2015.01.13 相続税・贈与税  税制改正 

平成27年度税制改正では、「結婚・子育て資金の一括贈与に係る贈与税の非課税措置」が創設されるようです。
「結婚・子育て資金の一括贈与に係る贈与税の非課税措置(以下、結婚資金等贈与制度)」とは、受贈者(20歳以上50歳未満の個人)の結婚・子育て資金の支払に充てるためにその直系尊属が金銭等を拠出し、金融機関に信託等をした場合には、その拠出金額等のうち受贈者1人につき1,000万円までの金額に相当する部分の価額については、平成27年4月1日から平成31年3月31日までの間に拠出されるものに限り、贈与税を課さないとする制度です。

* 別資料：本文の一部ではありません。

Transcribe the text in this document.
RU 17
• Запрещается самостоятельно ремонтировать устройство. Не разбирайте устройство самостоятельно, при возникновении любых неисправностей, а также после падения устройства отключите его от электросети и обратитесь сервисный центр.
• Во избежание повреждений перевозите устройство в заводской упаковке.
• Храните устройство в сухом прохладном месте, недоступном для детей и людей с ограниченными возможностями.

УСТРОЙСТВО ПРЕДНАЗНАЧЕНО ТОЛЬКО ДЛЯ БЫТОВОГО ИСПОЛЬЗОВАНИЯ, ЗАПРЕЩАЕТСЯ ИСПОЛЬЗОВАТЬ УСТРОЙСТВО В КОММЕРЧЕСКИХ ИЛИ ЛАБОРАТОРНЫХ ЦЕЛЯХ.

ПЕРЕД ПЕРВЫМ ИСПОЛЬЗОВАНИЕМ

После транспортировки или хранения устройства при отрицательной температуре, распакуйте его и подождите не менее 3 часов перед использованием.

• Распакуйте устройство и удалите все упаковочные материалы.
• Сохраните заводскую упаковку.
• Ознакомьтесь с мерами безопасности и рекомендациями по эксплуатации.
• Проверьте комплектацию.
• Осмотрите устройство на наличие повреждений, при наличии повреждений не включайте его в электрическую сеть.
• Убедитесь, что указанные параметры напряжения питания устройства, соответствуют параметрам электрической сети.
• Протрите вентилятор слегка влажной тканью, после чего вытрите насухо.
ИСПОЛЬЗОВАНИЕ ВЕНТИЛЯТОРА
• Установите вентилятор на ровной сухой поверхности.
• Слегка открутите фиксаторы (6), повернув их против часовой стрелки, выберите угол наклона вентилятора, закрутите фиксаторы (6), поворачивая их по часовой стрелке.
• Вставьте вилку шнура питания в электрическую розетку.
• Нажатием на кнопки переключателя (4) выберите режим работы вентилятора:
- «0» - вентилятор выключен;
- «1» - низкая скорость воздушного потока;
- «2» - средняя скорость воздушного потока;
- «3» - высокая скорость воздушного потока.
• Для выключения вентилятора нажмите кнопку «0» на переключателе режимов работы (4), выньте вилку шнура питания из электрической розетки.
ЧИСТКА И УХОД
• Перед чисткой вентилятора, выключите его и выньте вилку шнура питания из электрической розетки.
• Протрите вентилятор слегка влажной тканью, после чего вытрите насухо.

結婚・子育て資金とは、(1)結婚に際して支出する婚礼(結婚披露を含む。)に要する費用、住居に要する費用及び引っ越しに要する費用(2)妊娠に要する費用、出産に要する費用、子の医療費及び子の保育料のうち、一定のものに充てるための金銭をいいます。具体的には、挙式費用、新居の住居費、引越費用、不妊治療費、産後ケア費用、ベビーシッター費を含む子の保育費などが想定されているようです。
結婚資金等贈与制度は、大綱の記載内容を見ると、平成25年度税制改正により創設された「教育資金の一括贈与に係る贈与税の非課税措置(以下、教育資金贈与制度)」と、制度の大枠は似ています(下記比較表参照)。
H270113
結婚資金等贈与制度と教育資金贈与制度との最大の相違点は、「贈与者が死亡した時の課税」にあります。教育資金贈与制度では、贈与者が死亡しても、その時点では何の課税も生じません。一方、結婚資金等贈与制度では、贈与者死亡時の残額について、受贈者が贈与者から相続又は贈与により取得したものとみなされ、贈与者死亡に係る相続税の課税対象となります(ただし、孫等への遺贈に係る相続税額の2割加算の対象にはなりません。)。相続税回避を防止するための措置のようです。
結婚資金等贈与制度では、贈与者死亡時の残額は、相続税の課税対象とされる一方で、信託等の契約終了時に贈与税は課税されないことになるようです。契約終了時に口座に金銭等が残っていても、その金銭等は「結婚・子育て資金支出額」とみなされるため、拠出額から結婚・子育て資金支出額を控除した残額は零となるからです。
※ 本内容は、平成27年度税制改正大綱及び関連省庁の公表資料に基づいています。
今後の法令等により内容が変わる可能性がありますので、ご注意ください。